A long time after the Holy Prophet’s death, when Muslims became very pros­perous, some­times the Companions recalled the times of privation during the Holy Prophet’s life and cried in memory of those days. I refer here to two such incidents. Abu Hurairah was passing by some people who were roasting a sheep. They invited him to join them. Abu Hurairah was suddenly overcome by the memory of the Holy Prophet and he said to them: “The Messenger of Allah left this world and never even got to eat bread to the full.” Recalling the simple, hard life of the Holy Prophet, Abu Hurairah felt unable to accept their invitation (Bukhari, hadith 5414).

A famous Companion, Abdur Rahman ibn Auf was once fasting and a meal was brought to him to end the fast. Seeing the food, he suddenly recalled the Com­panions who had been killed in battle during the Holy Prophet’s time. He cried and said that Muslims then did not even have sufficient cloth to cover their bodies for burial. If the head was covered the feet were left bare, and if the feet were covered the head was left bare. “Now worldly wealth has been made abundant for us”, he said. Then he added: “I fear that the rewards of our deeds have been given to us earlier in this world.” Then he started weeping and left his food (Bukhari, hadith 1274 and 1275).

There are many Muslims today who say that they follow example of the Holy Prophet by starting and ending their fasts with what the Holy Prophet used to eat and drink for his fasts. But after following his example, they then continue in the same meal to consume large amounts of all kinds of food and drink! Do we ever hear that any Muslims of the present day weep, as these two Companions did, at the remem­brance that the Holy Prophet never got to eat the amount and variety of food they are eating today, and then they are so overcome that they cannot bring themselves to eat? This is the difference between real and deep love for the Holy Prophet, on the one hand, and a superficial and self-deceiving feeling of following his example, on the other hand.

All the hadith reports from which I quoted above, except for the one about Abdur Rahman ibn Auf, are from the part of Sahih Bukhari entitled Food, where he has collected together reports on matters to do with eating. If you look at the first hadith in this part you realise what deep insight this great man Bukhari had into the real spirit of the teachings of Islam. That hadith is as follows:

“The Prophet, may peace and the blessings of Allah be upon him, said: Feed the hungry, visit the sick and get the slave set free” (hadith 5373).

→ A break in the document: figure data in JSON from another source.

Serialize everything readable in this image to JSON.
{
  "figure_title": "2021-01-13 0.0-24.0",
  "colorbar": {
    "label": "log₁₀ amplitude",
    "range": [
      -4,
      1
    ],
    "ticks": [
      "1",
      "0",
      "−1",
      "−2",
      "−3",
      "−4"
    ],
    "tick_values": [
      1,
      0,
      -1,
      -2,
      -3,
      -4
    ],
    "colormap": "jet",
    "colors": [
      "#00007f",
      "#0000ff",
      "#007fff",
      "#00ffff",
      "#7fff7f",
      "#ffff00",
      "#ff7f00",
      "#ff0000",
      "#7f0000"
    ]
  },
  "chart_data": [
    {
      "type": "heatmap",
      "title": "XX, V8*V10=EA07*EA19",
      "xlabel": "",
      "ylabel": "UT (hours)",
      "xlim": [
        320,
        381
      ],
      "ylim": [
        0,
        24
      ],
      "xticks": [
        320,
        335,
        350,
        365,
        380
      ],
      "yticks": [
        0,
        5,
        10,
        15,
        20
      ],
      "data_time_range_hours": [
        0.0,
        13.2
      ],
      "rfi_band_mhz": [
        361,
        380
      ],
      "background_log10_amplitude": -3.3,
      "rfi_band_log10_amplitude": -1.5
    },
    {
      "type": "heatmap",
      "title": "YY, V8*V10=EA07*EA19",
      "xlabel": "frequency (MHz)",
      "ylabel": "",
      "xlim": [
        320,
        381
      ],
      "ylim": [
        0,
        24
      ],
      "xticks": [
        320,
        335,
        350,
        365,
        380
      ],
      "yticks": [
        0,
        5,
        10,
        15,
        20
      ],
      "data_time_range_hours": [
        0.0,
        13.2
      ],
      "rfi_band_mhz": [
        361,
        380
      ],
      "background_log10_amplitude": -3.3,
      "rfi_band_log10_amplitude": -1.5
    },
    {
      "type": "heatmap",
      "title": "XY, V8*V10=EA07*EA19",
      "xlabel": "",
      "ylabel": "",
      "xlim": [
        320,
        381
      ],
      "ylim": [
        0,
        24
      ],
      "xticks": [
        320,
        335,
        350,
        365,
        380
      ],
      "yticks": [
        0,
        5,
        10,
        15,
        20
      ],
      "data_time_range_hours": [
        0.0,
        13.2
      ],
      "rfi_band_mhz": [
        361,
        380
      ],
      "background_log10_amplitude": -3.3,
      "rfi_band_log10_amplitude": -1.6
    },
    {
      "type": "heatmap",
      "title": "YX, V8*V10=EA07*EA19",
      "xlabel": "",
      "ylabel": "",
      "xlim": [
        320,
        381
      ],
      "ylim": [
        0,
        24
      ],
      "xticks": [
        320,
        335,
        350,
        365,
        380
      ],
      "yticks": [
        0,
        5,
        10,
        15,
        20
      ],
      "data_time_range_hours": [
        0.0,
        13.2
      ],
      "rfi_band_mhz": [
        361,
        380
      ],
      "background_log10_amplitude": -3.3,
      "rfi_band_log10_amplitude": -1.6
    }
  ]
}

Bukhari indicates here that the teachings of Islam about food are not merely about our consumption of food, and what is allowed and what is not allowed, but their spirit is about feeding others and relieving their distress, whether they are hungry, ill or in servitude.

Moreover, above this hadith Bukhari has quoted from three verses of the Quran relating to consuming food. The first is: “Eat of the good things that We have given you” (2:57) — this we might expect in this context. The second is: “spend of the good things that you earn” (2:267). In the context of food it means give to others from the good provisions you have. The third is: “eat of the good things and do good. Surely I am Knower of what you do” (23:51), the meaning being that our consumption of food should not be a merely selfish activity but be also connected with doing good deeds.

So let us be thankful for the blessing of food and other physical necessities and comforts that God has provided us with, and resolve to use them within the proper limits, remembering our duty to provide the same to those people who are deprived of them. And let us pray that after Ramadan we are thankful to Allah for giving us the oppor­tunity to reform ourselves, and to re-dedicate ourselves to acquiring knowledge of His revelation, the Quran, which He sent for all mankind, and which our elders in this Movement tried to propagate in the world. — Ameen.